As scientists learns more about intestinal microbiomes, “the more we are realizing that they play an important role in an organism’s overall health,” says Leigh. “Microbes can affect when and what diseases an organism may acquire, whether they will become obese or not, and many other physiological functions.”
But while the microbiomes in the intestinal tract of many land animals have been well researched, knowledge about microbe-host interactions in marine systems is limited, particularly among those higher on the food chain, such as sharks and other carnivores. Leigh says she can count the number of such studies on sharks on one hand.
“Most researchers are drawn to herbivores and omnivores because they usually have more interesting microbiomes,” says Leigh, explaining that as a result of eating plant matter, which is difficult or impossible for the naturally created enzymes in their bodies to digest, the microbiomes in their systems are much more robust. “But now we know that at least the bonnethead shark is acting more like an omnivore by eating seagrass. My hope is that this research sparks some interest in looking at other shark species more closely, even if they are strictly carnivorous.”
Leigh says that researching shark microbes is important because, “We obtain microbes from many sources, but one source is the food that we eat. Those of us who eat seafood, eat many of the same things that sharks do!”
During her bonnethead research, Leigh used digestive enzymes, tissue samples, DNA sequencing, and measured microbial fermentation to examine the processes by which the bonnethead may digest and assimilate plants.

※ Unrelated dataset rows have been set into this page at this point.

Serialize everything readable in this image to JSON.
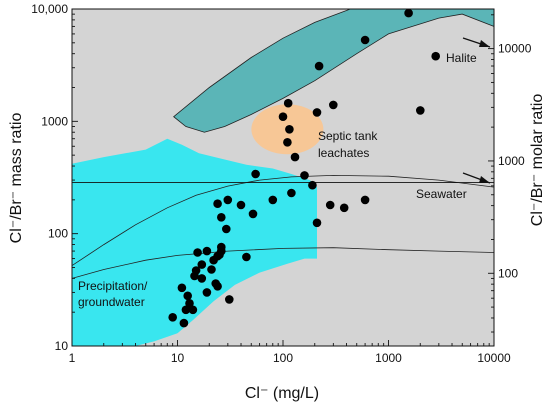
{
  "chart_data": {
    "type": "scatter",
    "xlabel": "Cl⁻ (mg/L)",
    "ylabel": "Cl⁻/Br⁻ mass ratio",
    "y2label": "Cl⁻/Br⁻ molar ratio",
    "xscale": "log",
    "yscale": "log",
    "xlim": [
      1,
      10000
    ],
    "ylim": [
      10,
      10000
    ],
    "y2_factor": 0.444,
    "x_ticks": [
      "1",
      "10",
      "100",
      "1000",
      "10000"
    ],
    "y_ticks": [
      "10",
      "100",
      "1000",
      "10,000"
    ],
    "y2_ticks": [
      "100",
      "1000",
      "10000"
    ],
    "grid": false,
    "colors": {
      "plot_bg": "#d4d4d4",
      "precip_field": "#39e6ef",
      "halite_band": "#5bb5b7",
      "septic_field": "#f7c796",
      "points": "#000000"
    },
    "annotations": {
      "halite": "Halite",
      "septic_line1": "Septic tank",
      "septic_line2": "leachates",
      "seawater": "Seawater",
      "precip_line1": "Precipitation/",
      "precip_line2": "groundwater"
    },
    "points": [
      [
        9,
        18
      ],
      [
        11,
        33
      ],
      [
        11.5,
        16
      ],
      [
        12,
        21
      ],
      [
        12.5,
        28
      ],
      [
        13,
        24
      ],
      [
        14,
        21
      ],
      [
        14.5,
        42
      ],
      [
        15,
        47
      ],
      [
        15.5,
        68
      ],
      [
        17,
        53
      ],
      [
        17,
        40
      ],
      [
        19,
        70
      ],
      [
        19,
        30
      ],
      [
        21,
        48
      ],
      [
        22,
        58
      ],
      [
        23,
        36
      ],
      [
        24,
        34
      ],
      [
        24,
        63
      ],
      [
        24,
        185
      ],
      [
        25,
        65
      ],
      [
        26,
        140
      ],
      [
        26,
        70
      ],
      [
        26,
        76
      ],
      [
        29,
        110
      ],
      [
        30,
        200
      ],
      [
        31,
        26
      ],
      [
        40,
        180
      ],
      [
        45,
        62
      ],
      [
        52,
        150
      ],
      [
        55,
        340
      ],
      [
        80,
        200
      ],
      [
        100,
        1100
      ],
      [
        110,
        650
      ],
      [
        112,
        1450
      ],
      [
        115,
        850
      ],
      [
        120,
        230
      ],
      [
        130,
        480
      ],
      [
        160,
        330
      ],
      [
        190,
        270
      ],
      [
        210,
        125
      ],
      [
        210,
        1200
      ],
      [
        220,
        3100
      ],
      [
        280,
        180
      ],
      [
        300,
        1400
      ],
      [
        380,
        170
      ],
      [
        600,
        5300
      ],
      [
        600,
        200
      ],
      [
        1550,
        9200
      ],
      [
        2000,
        1250
      ],
      [
        2800,
        3800
      ]
    ]
  }
}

All organisms that consume plant material need fermentation for digestion, says Leigh. The sharks she studied received a diet that consisted of 90 percent Florida Bay seagrass and 10 percent squid. This resulted in the increased fermentation of carbohydrate-based sources. Leigh also compared levels of fermentation produced by the microbes in their test sharks’ guts to bonnetheads in the wild.
“The wild sharks were pretty on par with animals that ferment protein as opposed to fiber, while the ones we fed in the lab that were getting mostly seagrass definitely ramped up the fermentation of carbohydrate-based sources,” Leigh shares. “So, it does seem to depend on what their main food source is and how much the microbes are going to ferment carbs versus proteins.”

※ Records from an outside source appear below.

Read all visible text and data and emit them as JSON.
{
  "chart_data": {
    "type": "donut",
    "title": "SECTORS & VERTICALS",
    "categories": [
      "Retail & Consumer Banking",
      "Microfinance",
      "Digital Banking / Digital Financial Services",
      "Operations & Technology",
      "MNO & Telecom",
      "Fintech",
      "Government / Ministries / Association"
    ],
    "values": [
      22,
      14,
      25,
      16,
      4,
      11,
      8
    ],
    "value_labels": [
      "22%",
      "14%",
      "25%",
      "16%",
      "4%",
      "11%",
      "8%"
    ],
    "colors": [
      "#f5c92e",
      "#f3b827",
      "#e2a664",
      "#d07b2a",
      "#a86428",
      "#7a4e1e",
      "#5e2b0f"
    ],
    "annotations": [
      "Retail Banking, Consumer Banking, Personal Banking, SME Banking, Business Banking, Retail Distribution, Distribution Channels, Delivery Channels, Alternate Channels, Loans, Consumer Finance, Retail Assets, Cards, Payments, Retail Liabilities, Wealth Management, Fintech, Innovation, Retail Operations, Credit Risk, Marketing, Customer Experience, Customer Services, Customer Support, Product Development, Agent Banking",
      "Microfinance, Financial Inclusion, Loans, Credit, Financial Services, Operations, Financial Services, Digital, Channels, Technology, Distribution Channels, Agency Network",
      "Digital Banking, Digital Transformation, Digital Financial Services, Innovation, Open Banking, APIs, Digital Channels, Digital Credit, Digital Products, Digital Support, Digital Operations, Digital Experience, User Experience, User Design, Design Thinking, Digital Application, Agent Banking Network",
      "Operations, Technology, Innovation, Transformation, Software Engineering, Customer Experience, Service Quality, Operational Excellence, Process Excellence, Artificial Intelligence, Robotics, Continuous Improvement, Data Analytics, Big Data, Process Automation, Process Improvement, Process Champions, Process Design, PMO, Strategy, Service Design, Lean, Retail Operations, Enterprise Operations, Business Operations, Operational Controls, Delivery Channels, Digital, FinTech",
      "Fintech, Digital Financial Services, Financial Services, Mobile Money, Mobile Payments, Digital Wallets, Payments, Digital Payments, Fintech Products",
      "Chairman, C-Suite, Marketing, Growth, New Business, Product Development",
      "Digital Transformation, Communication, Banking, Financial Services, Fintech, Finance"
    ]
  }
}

The microbes Leigh identified are known to use enzymes responsible for the breakdown of chitin found in crustaceans, and components of cellulose that is found in seagrass. Both are a significant part of bonnethead shark’s diet.

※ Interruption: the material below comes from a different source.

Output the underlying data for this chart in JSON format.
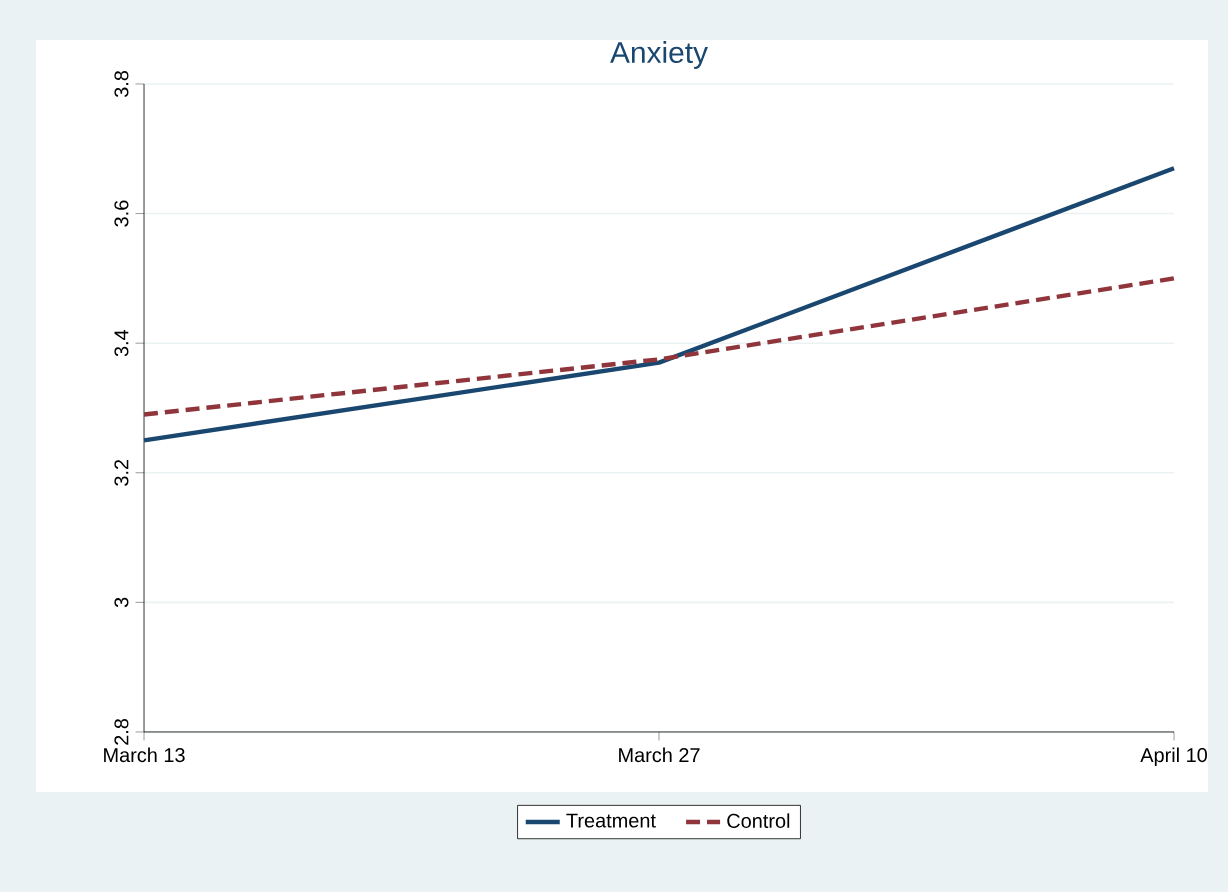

While Leigh’s work resulted in some significant discoveries, the mechanisms by which an omnivore shark like the bonnethead digests seagrass, including microbial digestion, are still unknown.
“We’re still trying to figure out how this particular shark microbiome compares to the stereotypical shark microbiome,” Leigh says. “Our hope is that our work might help encourage others to do more shark research. That’s something that I’m hoping to do as well to help build a database of shark microbiomes that can be used by others to compare across species.”
Leigh’s work is also important from a conservation standpoint. Because bonnetheads are a highly abundant species that lives in fragile seagrass meadow habitats, their eating habits can affect the ecosystem. But Leigh says that many seagrass management strategies are not accounting for a large population of sharks feeding on the grass.
“As omnivores, the sharks may be acting as nutrient distributors throughout these seagrass meadows,” says Leigh. “Understanding the sharks’ role in seagrass ecosystem dynamics is important because they provide nursery habitats for thousands of other species, produce oxygen we need to breath, and much more. It’s important that we conserve them to the best of our ability, and understanding the bonnetheads’ impact will help in these vital efforts.”